The Dove Center promotes virulently anti-gay beliefs.  On August 2, 2010, the church protested against the town's openly gay mayor at Gainesville's City Hall. On its blog, the church describes homosexuality as "detestable, indecent, wicked, offensive, perverted, shameful, unnatural, degrading, impure, futile, foolish, godless, dishonorable, a lie."


Earlier, in April 2010, during the mayoral run-off, the church erected an anti-gay sign, "No homo mayor" on its property. In a video posted that same month, Terry Jones declares, "We've got us a homo mayor, with of course a homo agenda.  He would like to teach your kids that homosexuality is correct, ok, proper, good. That cross-dressers are not perverts." In the same show, he later states, "Homosexuality is of the devil!  Homosexuality is a sin.  Homosexuality leads to hell."

In another Dove Center video about the mayoral race, Wayne Sapp reportedly says that homosexuality "is a sin that leads to hell," adding, "[A] public office such as mayor, governor, president, should not be held by such people, because they're perverts, they're sexually perverted.... They cannot restrain themselves."


In a video posted to YouTube in April, Terry Jones attacks President Obama for "agree[ing] with homosexuality." In the video, Jones states, "Homosexuality in the Bible is an abomination.  An abomination is something that makes God throw up."


In March 2010, a blog entry on the Dove Center's Web site quotes liberally from "The Cult of Homosexuality," a chapter in the book And the Dead Shall Walk the Earth by another apostolic church leader Dr. P. Bradley Carey.  In the book, Carey asserts that "according to God's own Word, the act of homosexuality is an abomination, and one that will result in death."

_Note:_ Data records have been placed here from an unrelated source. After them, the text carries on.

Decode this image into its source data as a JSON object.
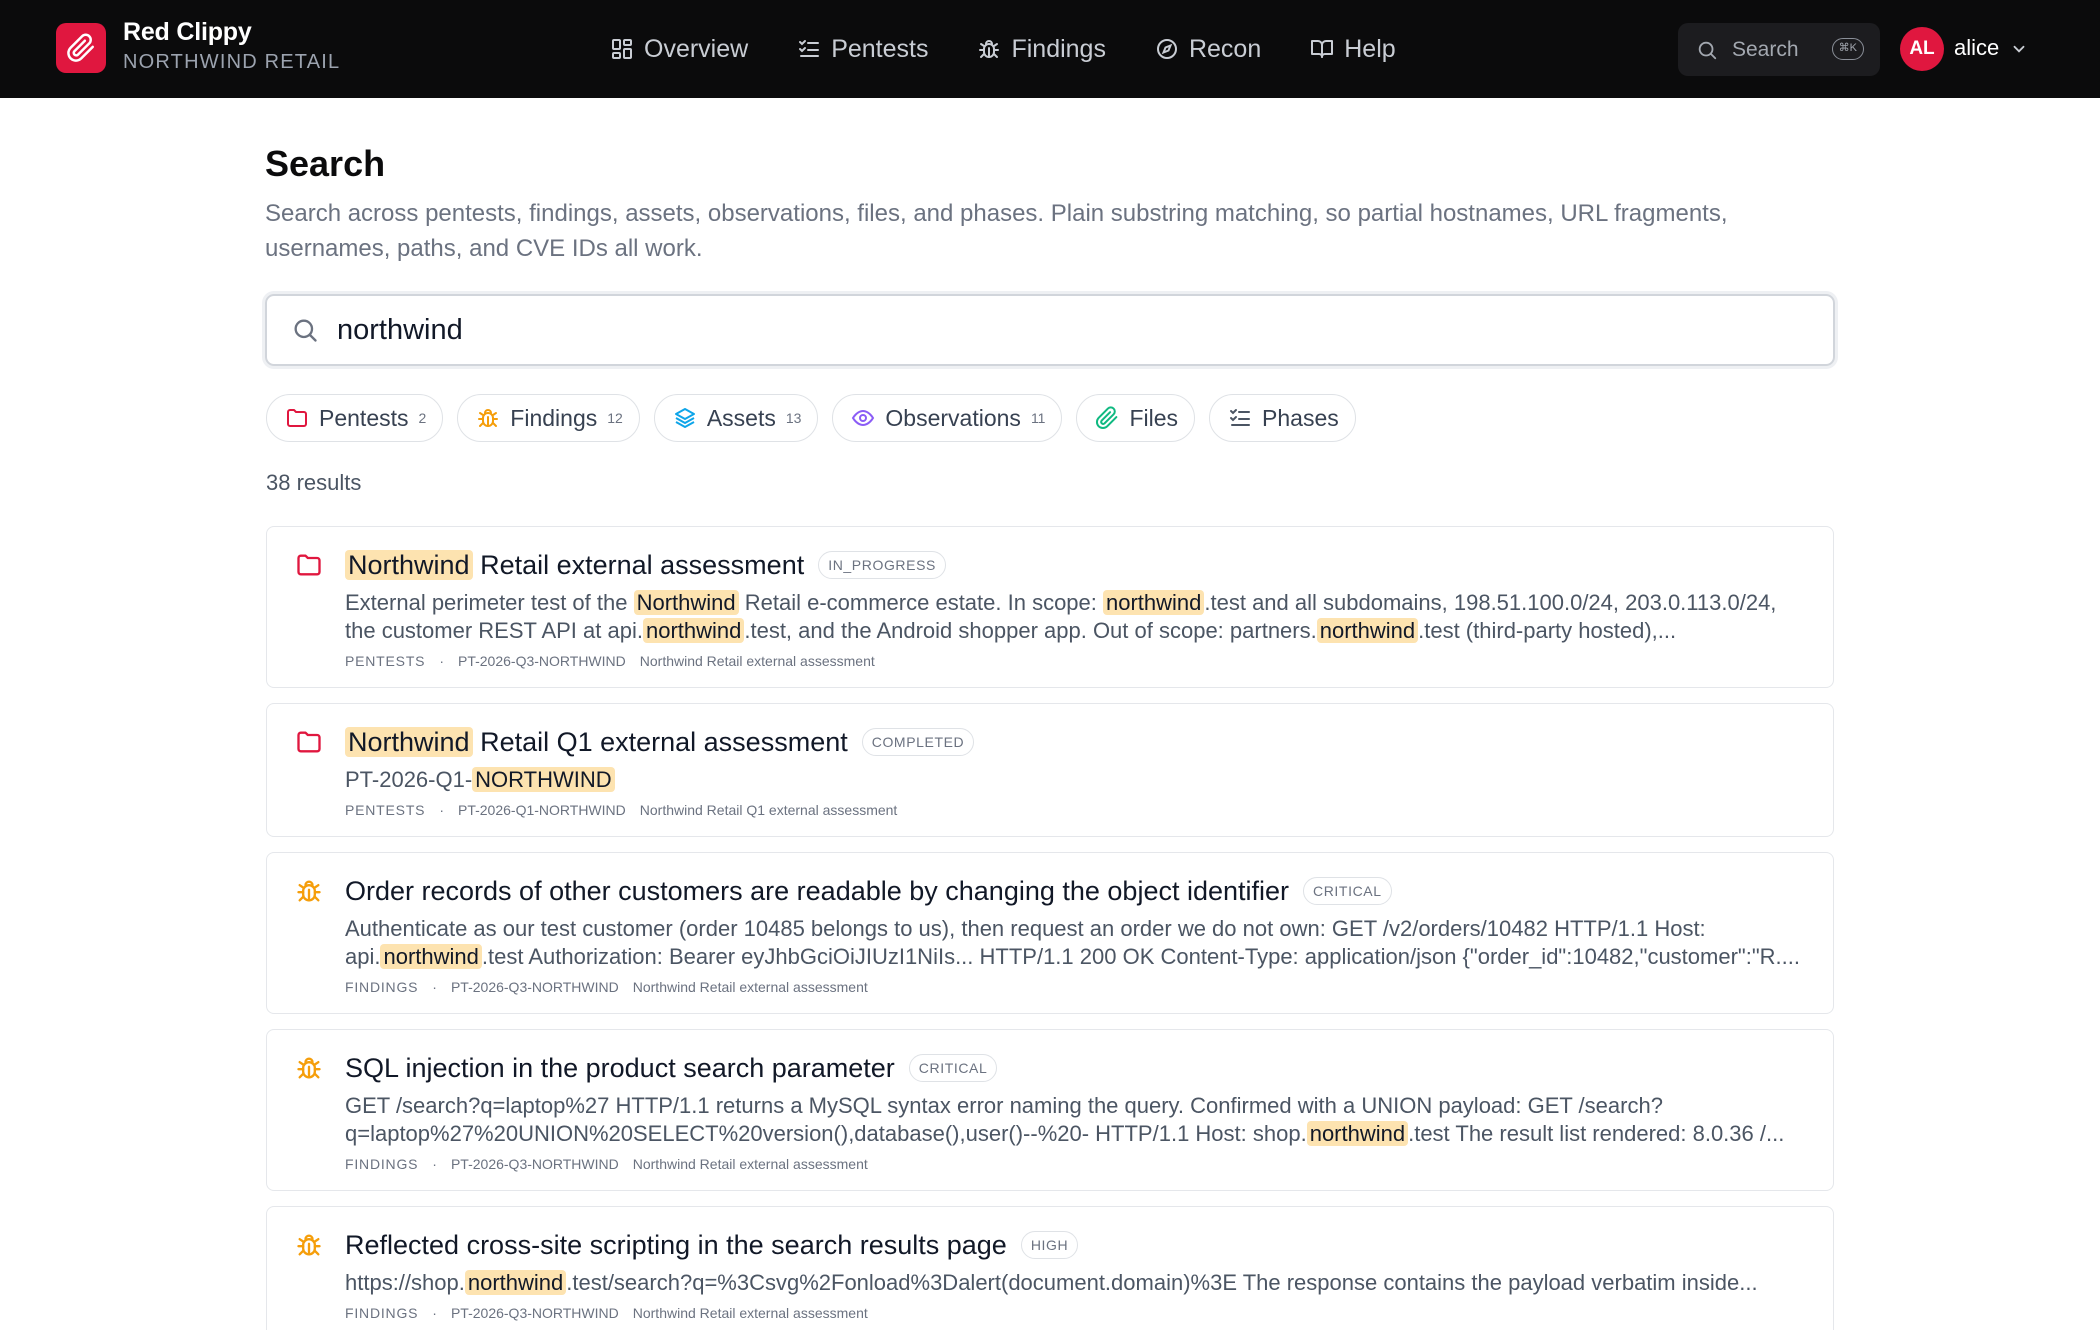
{
  "brand": {
    "name": "Red Clippy",
    "org": "NORTHWIND RETAIL",
    "accent": "#e0173f"
  },
  "nav": {
    "items": [
      {
        "label": "Overview",
        "icon": "grid-icon"
      },
      {
        "label": "Pentests",
        "icon": "checklist-icon"
      },
      {
        "label": "Findings",
        "icon": "bug-icon"
      },
      {
        "label": "Recon",
        "icon": "compass-icon"
      },
      {
        "label": "Help",
        "icon": "book-icon"
      }
    ],
    "search_label": "Search",
    "search_shortcut": "⌘K",
    "user": {
      "initials": "AL",
      "name": "alice"
    }
  },
  "page": {
    "title": "Search",
    "description": "Search across pentests, findings, assets, observations, files, and phases. Plain substring matching, so partial hostnames, URL fragments, usernames, paths, and CVE IDs all work.",
    "query": "northwind",
    "result_count": "38 results"
  },
  "filters": [
    {
      "label": "Pentests",
      "count": "2",
      "icon": "folder-icon",
      "color": "#e0173f"
    },
    {
      "label": "Findings",
      "count": "12",
      "icon": "bug-icon",
      "color": "#f59e0b"
    },
    {
      "label": "Assets",
      "count": "13",
      "icon": "layers-icon",
      "color": "#0ea5e9"
    },
    {
      "label": "Observations",
      "count": "11",
      "icon": "eye-icon",
      "color": "#8b5cf6"
    },
    {
      "label": "Files",
      "count": "",
      "icon": "paperclip-icon",
      "color": "#10b981"
    },
    {
      "label": "Phases",
      "count": "",
      "icon": "checklist-icon",
      "color": "#4b5563"
    }
  ],
  "results": [
    {
      "type": "pentest",
      "title": [
        {
          "t": "Northwind",
          "hl": true
        },
        {
          "t": " Retail external assessment"
        }
      ],
      "badge": "IN_PROGRESS",
      "snippet": [
        {
          "t": "External perimeter test of the "
        },
        {
          "t": "Northwind",
          "hl": true
        },
        {
          "t": " Retail e-commerce estate. In scope: "
        },
        {
          "t": "northwind",
          "hl": true
        },
        {
          "t": ".test and all subdomains, 198.51.100.0/24, 203.0.113.0/24, the customer REST API at api."
        },
        {
          "t": "northwind",
          "hl": true
        },
        {
          "t": ".test, and the Android shopper app. Out of scope: partners."
        },
        {
          "t": "northwind",
          "hl": true
        },
        {
          "t": ".test (third-party hosted),..."
        }
      ],
      "category": "PENTESTS",
      "code": "PT-2026-Q3-NORTHWIND",
      "parent": "Northwind Retail external assessment"
    },
    {
      "type": "pentest",
      "title": [
        {
          "t": "Northwind",
          "hl": true
        },
        {
          "t": " Retail Q1 external assessment"
        }
      ],
      "badge": "COMPLETED",
      "snippet": [
        {
          "t": "PT-2026-Q1-"
        },
        {
          "t": "NORTHWIND",
          "hl": true
        }
      ],
      "category": "PENTESTS",
      "code": "PT-2026-Q1-NORTHWIND",
      "parent": "Northwind Retail Q1 external assessment"
    },
    {
      "type": "finding",
      "title": [
        {
          "t": "Order records of other customers are readable by changing the object identifier"
        }
      ],
      "badge": "CRITICAL",
      "snippet": [
        {
          "t": "Authenticate as our test customer (order 10485 belongs to us), then request an order we do not own: GET /v2/orders/10482 HTTP/1.1 Host: api."
        },
        {
          "t": "northwind",
          "hl": true
        },
        {
          "t": ".test Authorization: Bearer eyJhbGciOiJIUzI1NiIs... HTTP/1.1 200 OK Content-Type: application/json {\"order_id\":10482,\"customer\":\"R...."
        }
      ],
      "category": "FINDINGS",
      "code": "PT-2026-Q3-NORTHWIND",
      "parent": "Northwind Retail external assessment"
    },
    {
      "type": "finding",
      "title": [
        {
          "t": "SQL injection in the product search parameter"
        }
      ],
      "badge": "CRITICAL",
      "snippet": [
        {
          "t": "GET /search?q=laptop%27 HTTP/1.1 returns a MySQL syntax error naming the query. Confirmed with a UNION payload: GET /search? q=laptop%27%20UNION%20SELECT%20version(),database(),user()--%20- HTTP/1.1 Host: shop."
        },
        {
          "t": "northwind",
          "hl": true
        },
        {
          "t": ".test The result list rendered: 8.0.36 /..."
        }
      ],
      "category": "FINDINGS",
      "code": "PT-2026-Q3-NORTHWIND",
      "parent": "Northwind Retail external assessment"
    },
    {
      "type": "finding",
      "title": [
        {
          "t": "Reflected cross-site scripting in the search results page"
        }
      ],
      "badge": "HIGH",
      "snippet": [
        {
          "t": "https://shop."
        },
        {
          "t": "northwind",
          "hl": true
        },
        {
          "t": ".test/search?q=%3Csvg%2Fonload%3Dalert(document.domain)%3E The response contains the payload verbatim inside..."
        }
      ],
      "category": "FINDINGS",
      "code": "PT-2026-Q3-NORTHWIND",
      "parent": "Northwind Retail external assessment"
    }
  ]
}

Terry Jones expresses a similar view that homosexuality is against God in an October 2009 article on the Dove Center's Web site.  He writes, "First we went to immorality, which is somewhat normal-abnormal, then we went to sexual relationships outside of marriage, then from immorality to homosexuality, sexual relationships with your own kind, which is perverted, weird, anti-God…."

 Supporting the Westboro Baptist Church


The Dove Center's views on homosexuality are similar to those of the Westboro Baptist Church, a virulently anti-gay and anti-Semitic hate group based in Topeka, Kansas. About 30 members of the Dove Center joined Westboro at a protest against a church in Gainesville in April 2010.  Sylvia Jones, senior pastor at the Dove Center and the wife of Terry Jones, said that even though her church does "not agree with all of Westboro's methods, it admires "their determination to find radical ways to preach the truth of the Bible, as we do."